Now that you have the logistics taken care of, you can decide on which plants to use. As always, do not grow vegetables that you or your family will not eat. That being said, if you grow a majority of tried and true favorites, experiment with a container or two of new produce. You never know what might become your new favorite.

There are a couple of things to consider before choosing your plants. First, choose your containers wisely. Leafy-vegetable containers need to be at least four inches deep for adequate root development. Root vegetables obviously need more space, while large vegetable plants such as tomatoes, eggplants, and peppers will need even larger accommodations. Next, it’s important to understand that fruit-bearing plants are not going to do as well indoors as their leafy counterparts. They will require much more attention, especially when it comes to pollination. It is possible to hand pollinate vegetable plants if you are willing to put in the effort it takes to learn the technique and the time it takes to pollinate the plants. That being said, you’re more likely to enjoy success with particular veggies and herbs. Pick your favorites from this list of leafy vegetables and flavorful herbs:

Vegetables:

arugula
Asian greens
broccoli raab
chard
collards
cress
endive
escarole
kale
lettuce
mache
mesclun
mustard greens
spinach

Herbs:

basil
catnip
chamomile
chives
cilantro
dill
lavender
lemongrass
marjoram
mint
oregano
rosemary
sage
stevia
thyme

Although pests are not usually a problem in an indoor grow-room, you can grow some pest-repelling plants, such as marigolds, alongside your produce. Not only will it help with any possible pest problems, they are bright and cheery to look at, and are big sellers at farmer’s markets.

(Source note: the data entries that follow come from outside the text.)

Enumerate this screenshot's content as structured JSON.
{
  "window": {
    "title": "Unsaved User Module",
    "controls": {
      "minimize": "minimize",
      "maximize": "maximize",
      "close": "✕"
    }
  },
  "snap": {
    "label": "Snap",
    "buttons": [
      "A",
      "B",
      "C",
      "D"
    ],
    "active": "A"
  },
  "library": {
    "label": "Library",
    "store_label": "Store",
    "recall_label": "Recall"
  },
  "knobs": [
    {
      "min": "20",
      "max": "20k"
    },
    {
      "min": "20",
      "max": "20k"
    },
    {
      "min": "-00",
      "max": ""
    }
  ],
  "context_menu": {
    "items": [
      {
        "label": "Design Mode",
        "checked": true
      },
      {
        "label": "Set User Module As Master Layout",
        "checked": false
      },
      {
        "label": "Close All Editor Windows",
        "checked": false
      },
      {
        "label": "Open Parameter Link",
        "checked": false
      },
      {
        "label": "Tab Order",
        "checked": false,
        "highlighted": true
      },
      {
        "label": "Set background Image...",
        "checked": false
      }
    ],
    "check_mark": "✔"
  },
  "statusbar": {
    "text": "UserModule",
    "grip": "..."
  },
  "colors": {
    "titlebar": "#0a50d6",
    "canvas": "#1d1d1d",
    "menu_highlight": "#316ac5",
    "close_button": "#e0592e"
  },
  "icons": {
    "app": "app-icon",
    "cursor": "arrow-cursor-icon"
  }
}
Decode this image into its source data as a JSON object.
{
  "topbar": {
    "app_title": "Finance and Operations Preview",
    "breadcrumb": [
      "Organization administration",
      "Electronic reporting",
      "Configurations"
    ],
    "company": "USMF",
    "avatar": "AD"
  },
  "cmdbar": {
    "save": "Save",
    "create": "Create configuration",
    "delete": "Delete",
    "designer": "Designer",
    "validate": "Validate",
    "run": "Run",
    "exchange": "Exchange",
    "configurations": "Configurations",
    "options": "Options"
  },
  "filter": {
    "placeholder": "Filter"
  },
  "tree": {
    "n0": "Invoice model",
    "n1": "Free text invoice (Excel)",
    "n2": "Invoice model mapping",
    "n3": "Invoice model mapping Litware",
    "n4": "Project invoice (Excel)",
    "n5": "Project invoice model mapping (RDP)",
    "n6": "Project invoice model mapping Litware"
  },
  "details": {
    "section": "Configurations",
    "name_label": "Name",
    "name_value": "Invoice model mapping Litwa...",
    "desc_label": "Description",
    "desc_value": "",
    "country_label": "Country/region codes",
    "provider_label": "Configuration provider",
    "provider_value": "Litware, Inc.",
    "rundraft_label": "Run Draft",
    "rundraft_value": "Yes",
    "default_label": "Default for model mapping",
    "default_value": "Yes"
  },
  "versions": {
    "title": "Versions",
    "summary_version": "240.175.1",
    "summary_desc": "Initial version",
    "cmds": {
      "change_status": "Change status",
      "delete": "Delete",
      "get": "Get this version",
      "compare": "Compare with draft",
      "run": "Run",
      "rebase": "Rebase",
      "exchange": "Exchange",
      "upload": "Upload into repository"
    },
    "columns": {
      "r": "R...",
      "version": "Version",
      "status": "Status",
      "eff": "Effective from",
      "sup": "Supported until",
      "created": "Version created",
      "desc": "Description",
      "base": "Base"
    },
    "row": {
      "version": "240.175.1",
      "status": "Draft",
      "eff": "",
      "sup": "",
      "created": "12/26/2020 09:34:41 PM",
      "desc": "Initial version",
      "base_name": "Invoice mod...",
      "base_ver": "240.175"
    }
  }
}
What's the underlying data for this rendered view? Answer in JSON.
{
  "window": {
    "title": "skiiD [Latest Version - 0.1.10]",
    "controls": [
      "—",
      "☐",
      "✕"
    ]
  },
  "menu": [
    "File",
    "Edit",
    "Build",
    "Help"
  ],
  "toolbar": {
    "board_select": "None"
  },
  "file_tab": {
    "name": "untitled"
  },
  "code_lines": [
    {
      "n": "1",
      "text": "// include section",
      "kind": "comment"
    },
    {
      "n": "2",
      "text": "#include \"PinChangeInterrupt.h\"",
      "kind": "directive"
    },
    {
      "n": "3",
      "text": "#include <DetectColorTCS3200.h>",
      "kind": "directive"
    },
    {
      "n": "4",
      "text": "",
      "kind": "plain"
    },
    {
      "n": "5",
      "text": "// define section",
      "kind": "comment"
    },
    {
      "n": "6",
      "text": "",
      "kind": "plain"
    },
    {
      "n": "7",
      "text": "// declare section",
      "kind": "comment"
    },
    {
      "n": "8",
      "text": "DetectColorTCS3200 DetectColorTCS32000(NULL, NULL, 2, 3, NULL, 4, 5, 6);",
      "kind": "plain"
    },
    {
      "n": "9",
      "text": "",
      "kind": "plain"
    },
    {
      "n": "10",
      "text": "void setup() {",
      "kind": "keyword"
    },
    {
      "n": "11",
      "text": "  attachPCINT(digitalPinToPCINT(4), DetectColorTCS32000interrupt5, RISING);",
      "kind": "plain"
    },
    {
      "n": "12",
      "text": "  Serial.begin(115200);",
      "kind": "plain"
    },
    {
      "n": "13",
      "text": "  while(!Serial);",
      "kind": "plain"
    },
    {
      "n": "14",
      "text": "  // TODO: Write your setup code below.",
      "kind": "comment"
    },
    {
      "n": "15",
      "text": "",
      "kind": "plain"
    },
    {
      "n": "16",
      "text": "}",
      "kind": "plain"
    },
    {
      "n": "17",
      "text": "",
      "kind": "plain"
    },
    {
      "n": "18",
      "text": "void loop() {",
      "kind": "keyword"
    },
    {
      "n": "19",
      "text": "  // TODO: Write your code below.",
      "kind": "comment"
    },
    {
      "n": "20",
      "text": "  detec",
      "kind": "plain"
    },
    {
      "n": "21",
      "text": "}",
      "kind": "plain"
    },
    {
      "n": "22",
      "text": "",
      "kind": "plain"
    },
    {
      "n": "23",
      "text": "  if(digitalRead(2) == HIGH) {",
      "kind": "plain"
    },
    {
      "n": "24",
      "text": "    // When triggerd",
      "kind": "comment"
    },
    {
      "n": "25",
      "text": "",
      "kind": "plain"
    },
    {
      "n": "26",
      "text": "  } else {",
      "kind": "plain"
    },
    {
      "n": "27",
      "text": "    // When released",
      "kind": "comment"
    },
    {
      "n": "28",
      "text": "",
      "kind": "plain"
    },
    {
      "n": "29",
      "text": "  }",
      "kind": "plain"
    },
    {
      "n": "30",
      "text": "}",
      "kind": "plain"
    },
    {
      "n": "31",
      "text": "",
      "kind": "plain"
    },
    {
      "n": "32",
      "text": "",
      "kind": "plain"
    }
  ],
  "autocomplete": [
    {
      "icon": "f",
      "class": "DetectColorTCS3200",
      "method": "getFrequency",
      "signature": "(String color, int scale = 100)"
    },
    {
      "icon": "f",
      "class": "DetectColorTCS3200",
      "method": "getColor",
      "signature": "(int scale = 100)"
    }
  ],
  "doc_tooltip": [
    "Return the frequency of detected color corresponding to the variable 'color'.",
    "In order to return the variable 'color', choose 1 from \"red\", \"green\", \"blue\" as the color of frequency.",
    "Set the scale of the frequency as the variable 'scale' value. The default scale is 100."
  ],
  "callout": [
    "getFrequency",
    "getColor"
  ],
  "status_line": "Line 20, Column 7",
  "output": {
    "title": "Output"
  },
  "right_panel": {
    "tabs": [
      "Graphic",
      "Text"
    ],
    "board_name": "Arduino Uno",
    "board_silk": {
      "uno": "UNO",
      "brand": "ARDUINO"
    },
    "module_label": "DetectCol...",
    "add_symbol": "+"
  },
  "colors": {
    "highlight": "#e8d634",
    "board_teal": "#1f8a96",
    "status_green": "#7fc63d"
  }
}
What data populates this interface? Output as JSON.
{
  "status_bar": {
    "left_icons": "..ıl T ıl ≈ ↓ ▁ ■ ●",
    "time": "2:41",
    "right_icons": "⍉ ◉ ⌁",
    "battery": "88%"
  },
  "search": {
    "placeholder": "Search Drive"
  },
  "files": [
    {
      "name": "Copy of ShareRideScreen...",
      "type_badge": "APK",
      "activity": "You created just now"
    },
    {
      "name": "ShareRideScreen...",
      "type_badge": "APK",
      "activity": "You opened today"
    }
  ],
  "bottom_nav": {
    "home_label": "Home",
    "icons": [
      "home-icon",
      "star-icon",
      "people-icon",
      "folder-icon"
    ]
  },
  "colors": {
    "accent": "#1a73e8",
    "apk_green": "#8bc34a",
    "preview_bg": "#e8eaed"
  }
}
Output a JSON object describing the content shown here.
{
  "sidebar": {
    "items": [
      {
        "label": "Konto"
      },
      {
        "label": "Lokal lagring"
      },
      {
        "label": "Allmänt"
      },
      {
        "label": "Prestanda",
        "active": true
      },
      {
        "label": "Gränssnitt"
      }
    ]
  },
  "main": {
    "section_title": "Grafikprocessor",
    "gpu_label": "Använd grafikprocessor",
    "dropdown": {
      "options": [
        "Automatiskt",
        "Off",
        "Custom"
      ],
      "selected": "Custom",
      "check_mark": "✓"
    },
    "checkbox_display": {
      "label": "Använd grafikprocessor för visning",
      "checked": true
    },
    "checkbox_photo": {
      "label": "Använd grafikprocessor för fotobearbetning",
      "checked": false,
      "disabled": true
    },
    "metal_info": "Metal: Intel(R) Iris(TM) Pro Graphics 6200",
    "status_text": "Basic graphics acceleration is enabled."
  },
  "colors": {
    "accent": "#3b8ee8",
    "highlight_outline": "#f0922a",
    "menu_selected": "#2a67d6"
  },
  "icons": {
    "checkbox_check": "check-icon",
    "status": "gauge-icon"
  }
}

Once you enjoy the success of a personal growing-room you can expand into a growing operation large enough to meet market demands. Microgreens and baby greens are terrific options to grow indoors, as they are not allowed to reach the stage of development that requires an excessive amount of attention. Their quick seed-to-greens turnaround is the closest gardeners can get to instant gratification. If you start these tiny greens on a rotating schedule you can harvest greens every 7-14 days. Another great thing about micro and baby greens is that even though the local farmer’s market might be over in your town, high-end restaurants and catering services are always thrilled to buy these specialty greens, especially when they are fresh and local.

Don’t let the cold weather put you off of gardening and eating right. Play around with the idea and create an indoor grow room of your own.